Mr Morison, of Castle Morison, was one of those spoiled children of fortune, whom in her cruel kindness she renders miserable. He had never known contradiction, and a straw across his path made him chafe like a resisted torrent; he had never known sorrow, and was, consequently, but half acquainted with joy; he was a stranger to compassion, and consequently himself an object of pity to all who could allow for the force of early education in searing and hardening the human heart. He had, as a boy, made his mother tremble; it is little to be wondered that in manhood he was the tyrant of his wife and children. Mrs Morison’s spirit, originally gentle, was soon broken; and if her heart was not equally so, it was because she learned reluctantly to despise her tyrant, and found compensation in the double portion of affection bestowed on her by her son and daughters. For the latter, Mr Morison manifested only contempt. There was not a horse in his stable, nor a dog in his kennel, which did not engross more of his attention; but like the foxes and hares which it was the business of these favourite animals to hunt down, girls could be made to afford no bad sport in a rainy day. It was no wonder, that with them fear usurped the place of reverence for such a parent. If they did not hate him, they were indebted to their mother’s piety and their own sweet dispositions; and if they neither hated nor envied their only brother, it was not the fault of him, who, by injudicious distinctions and blind indulgence, laid the foundation for envy and all uncharitableness in their youthful bosoms. In that of his favourite, they had the usual effect of generating self-will and rebellion; and while Jane and Agnes, well knowing nothing they did would be thought right, rarely erred from the path of duty, Edmund, aware that he could scarce do wrong, took care his privileges should not rust for want of exercise.
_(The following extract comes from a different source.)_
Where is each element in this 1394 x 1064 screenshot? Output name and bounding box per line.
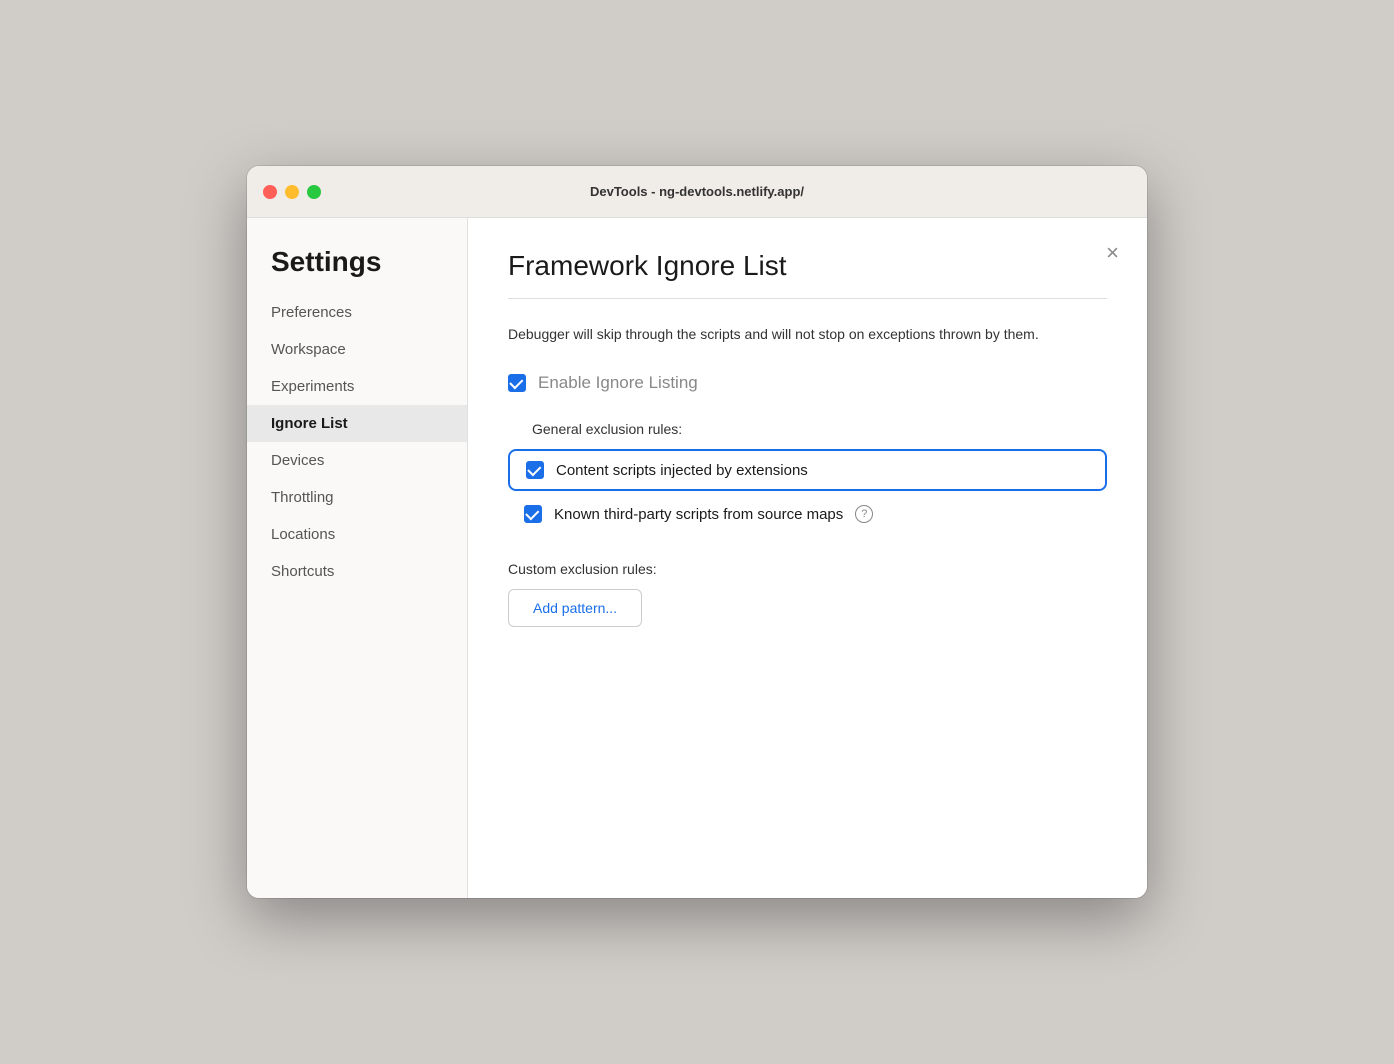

But though suffered in all minor matters to follow the dictates of caprice, to laugh at his tutor, lame the horse, and break rules (to all others those of the Medes and Persians), with impunity, he found himself suddenly reined up in his headlong career by an equally capricious parent, precisely at the period when restraint was nearly forgotten, and peculiarly irksome. It was tacitly agreed by both parties, that the heir of Castle Morison could only go into the army; but while the guards or a dragoon regiment was the natural enough ambition of Edmund, Morison was suddenly seized with a fit of contradiction, which he chose to style economy, and talked of a marching regiment, with, perhaps an extra £100 per annum to the undoubted heir of nearly ten thousand a-year. Neither would yield—the one had taught, the other learned, stubbornness; and Edmund, backed by the sympathy of the world, and the clamours of his companions, told his father he had changed his mind, and was going to India with a near relation, about to proceed to Bombay in a high official character.